Research has shown that when a business implements a highly efficient energy system featuring industrial, institutional, and commercial elements, it significantly reduces costs, curbs pollution, and enhances the resilience of the commercial electricity grid. The incentives in this bill could create as many as 1 million highly skilled jobs and spur more than $200 billion in private investment.
This bipartisan legislation would:
• Provide a 30 percent investment tax credit for industrial energy-efficiency systems equal to other technologies such as solar, fuel cells, and small wind turbines;
• Include waste heat to power as a qualifying technology that is eligible for the credit;
• Remove size and capacity restrictions, making CHP installations of any size eligible for the credit; and
• Extend the credit, which is scheduled to expire in December 2016 to December 2018.

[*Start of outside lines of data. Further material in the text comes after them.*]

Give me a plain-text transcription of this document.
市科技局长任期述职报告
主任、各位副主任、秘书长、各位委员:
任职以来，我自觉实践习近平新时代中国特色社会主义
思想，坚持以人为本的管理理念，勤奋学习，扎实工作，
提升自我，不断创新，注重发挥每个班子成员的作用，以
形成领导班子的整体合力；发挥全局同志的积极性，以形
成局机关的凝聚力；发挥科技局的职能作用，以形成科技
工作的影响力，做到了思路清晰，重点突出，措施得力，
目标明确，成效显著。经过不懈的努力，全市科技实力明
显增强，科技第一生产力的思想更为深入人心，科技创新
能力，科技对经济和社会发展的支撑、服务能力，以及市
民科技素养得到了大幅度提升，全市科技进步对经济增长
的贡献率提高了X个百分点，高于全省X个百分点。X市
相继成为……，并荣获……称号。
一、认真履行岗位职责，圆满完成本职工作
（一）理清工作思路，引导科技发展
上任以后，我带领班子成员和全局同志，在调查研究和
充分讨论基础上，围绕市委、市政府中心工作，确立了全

By producing heat and power from a single fuel source, CHP has double the efficiency of central station power generation. Waste heat to power captures heat that would typically be vented from an industrial facility and uses it to make electricity with no additional combustion and no incremental emissions. More than 110 businesses, trade associations, nonprofit organizations, and research institutions have endorsed the POWER Act.